In these adverse circumstances it can only make sense to
ensure that the body is as lavishly provided as possible with the
top quality anti-oxidants of which vitamin C is certainly one of
the most important.
Fortunately, high dosages of vitamin C are readily available
as supplements and fortunately, too, it seems that the
manufactured kind of l-ascorbic acid (vitamin C) is chemically
identical to that obtained naturally.
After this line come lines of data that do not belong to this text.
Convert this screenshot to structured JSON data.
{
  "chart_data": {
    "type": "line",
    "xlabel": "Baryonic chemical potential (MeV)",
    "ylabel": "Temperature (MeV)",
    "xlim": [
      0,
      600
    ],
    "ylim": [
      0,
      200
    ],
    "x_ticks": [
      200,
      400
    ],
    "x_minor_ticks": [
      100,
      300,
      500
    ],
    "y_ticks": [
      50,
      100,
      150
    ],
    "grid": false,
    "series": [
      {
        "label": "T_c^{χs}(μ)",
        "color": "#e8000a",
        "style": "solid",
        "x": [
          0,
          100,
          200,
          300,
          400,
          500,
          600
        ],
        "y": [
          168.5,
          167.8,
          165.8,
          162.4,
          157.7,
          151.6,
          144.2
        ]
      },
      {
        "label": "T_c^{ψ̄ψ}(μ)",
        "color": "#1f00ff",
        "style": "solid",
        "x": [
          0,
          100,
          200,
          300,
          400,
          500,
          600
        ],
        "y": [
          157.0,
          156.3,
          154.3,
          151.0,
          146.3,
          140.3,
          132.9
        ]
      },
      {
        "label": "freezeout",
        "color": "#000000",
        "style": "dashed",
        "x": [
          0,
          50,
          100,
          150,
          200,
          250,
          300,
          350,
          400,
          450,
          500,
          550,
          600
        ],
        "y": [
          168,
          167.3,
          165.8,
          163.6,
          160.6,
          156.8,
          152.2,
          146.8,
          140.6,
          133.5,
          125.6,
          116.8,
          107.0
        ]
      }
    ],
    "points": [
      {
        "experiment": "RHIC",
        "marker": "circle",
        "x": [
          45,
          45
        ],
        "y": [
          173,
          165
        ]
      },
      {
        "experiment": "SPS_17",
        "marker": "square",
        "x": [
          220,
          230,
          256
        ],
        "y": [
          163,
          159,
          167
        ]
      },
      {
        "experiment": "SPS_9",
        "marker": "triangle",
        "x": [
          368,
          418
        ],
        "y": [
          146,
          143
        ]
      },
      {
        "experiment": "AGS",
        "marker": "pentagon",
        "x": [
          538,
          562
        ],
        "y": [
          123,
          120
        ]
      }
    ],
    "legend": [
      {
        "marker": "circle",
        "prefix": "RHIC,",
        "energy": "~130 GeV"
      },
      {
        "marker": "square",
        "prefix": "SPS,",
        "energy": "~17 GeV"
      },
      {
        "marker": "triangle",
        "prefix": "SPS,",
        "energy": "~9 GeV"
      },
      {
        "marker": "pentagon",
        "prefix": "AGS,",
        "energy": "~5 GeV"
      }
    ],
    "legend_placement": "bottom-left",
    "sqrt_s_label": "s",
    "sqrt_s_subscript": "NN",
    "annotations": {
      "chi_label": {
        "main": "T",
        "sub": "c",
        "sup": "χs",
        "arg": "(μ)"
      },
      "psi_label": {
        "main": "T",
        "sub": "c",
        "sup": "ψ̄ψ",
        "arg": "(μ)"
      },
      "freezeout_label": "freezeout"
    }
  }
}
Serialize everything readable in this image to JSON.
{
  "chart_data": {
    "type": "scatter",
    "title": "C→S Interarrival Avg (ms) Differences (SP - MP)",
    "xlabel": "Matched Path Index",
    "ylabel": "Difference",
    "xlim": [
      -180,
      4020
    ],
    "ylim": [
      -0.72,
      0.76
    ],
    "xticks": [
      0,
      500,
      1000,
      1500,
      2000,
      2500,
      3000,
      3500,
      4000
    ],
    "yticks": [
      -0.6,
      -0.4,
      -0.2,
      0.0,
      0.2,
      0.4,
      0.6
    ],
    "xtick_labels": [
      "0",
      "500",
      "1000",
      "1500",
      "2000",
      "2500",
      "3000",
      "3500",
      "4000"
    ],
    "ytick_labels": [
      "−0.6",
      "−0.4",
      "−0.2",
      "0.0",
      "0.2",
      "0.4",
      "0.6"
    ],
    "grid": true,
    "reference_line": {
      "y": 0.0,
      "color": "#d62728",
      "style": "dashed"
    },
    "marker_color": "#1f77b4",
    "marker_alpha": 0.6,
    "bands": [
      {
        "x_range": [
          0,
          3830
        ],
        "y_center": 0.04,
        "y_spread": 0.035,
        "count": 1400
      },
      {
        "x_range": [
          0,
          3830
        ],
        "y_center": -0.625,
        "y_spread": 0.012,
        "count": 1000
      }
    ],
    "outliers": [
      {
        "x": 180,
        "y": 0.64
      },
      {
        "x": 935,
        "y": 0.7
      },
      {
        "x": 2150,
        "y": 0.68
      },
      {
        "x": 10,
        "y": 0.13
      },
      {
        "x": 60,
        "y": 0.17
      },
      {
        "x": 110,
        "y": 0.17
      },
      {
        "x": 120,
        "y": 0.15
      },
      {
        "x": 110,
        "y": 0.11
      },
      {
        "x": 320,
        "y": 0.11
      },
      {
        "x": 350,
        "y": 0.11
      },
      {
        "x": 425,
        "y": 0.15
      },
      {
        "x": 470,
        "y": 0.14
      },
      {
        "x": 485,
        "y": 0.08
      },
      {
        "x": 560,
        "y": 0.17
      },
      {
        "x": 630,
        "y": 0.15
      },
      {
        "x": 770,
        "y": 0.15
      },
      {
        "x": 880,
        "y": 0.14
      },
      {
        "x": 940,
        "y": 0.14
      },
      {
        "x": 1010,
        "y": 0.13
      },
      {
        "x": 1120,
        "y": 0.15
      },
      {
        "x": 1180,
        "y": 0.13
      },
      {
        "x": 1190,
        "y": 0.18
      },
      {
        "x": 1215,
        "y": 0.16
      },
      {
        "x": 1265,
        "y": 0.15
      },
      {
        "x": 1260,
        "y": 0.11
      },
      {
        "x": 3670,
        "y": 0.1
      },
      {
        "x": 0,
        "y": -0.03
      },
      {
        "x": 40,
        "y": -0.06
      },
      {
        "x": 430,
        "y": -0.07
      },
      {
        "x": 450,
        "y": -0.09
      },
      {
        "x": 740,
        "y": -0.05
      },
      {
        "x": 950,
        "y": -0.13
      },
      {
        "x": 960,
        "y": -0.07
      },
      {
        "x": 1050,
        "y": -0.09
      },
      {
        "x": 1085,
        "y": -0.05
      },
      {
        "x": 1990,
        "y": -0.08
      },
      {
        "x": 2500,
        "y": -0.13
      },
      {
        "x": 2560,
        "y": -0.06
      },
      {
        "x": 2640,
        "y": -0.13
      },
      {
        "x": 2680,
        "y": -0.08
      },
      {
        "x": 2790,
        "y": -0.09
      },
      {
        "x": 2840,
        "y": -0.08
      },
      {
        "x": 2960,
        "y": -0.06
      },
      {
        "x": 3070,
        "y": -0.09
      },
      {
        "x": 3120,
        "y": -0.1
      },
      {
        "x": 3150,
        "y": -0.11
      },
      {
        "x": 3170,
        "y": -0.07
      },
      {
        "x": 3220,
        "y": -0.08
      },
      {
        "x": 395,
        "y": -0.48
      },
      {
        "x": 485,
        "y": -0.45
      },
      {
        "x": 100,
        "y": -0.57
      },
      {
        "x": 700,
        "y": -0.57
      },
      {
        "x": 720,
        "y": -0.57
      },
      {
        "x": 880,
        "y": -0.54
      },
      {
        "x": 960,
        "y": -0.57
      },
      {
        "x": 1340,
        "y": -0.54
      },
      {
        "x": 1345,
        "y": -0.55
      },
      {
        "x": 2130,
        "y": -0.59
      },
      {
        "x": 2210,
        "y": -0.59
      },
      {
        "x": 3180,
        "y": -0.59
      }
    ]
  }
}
This is not in any
way to deny the importance of healthy eating, or to suggest that
it doesn’t make sense to try and eat the recommended five
daily servings of fruit and vegetables, because these contain a
myriad of trace nutrients which operate synergistically within
the body, and which all need to be present for optimum health.
It does suggest, however, that to rely on diet alone, however apparently healthy, may well be to risk missing out on the vital anti-oxidant properties of vitamin C which may in time be reflected in chronic, degenerative, if not acute, disease. It should be noted as well, that as a water-soluble compound, any excess vitamin C is harmlessly excreted by the body. So with all the health benefits of vitamin C at stake, it surely makes sense to err on the side of taking in too much rather than too little.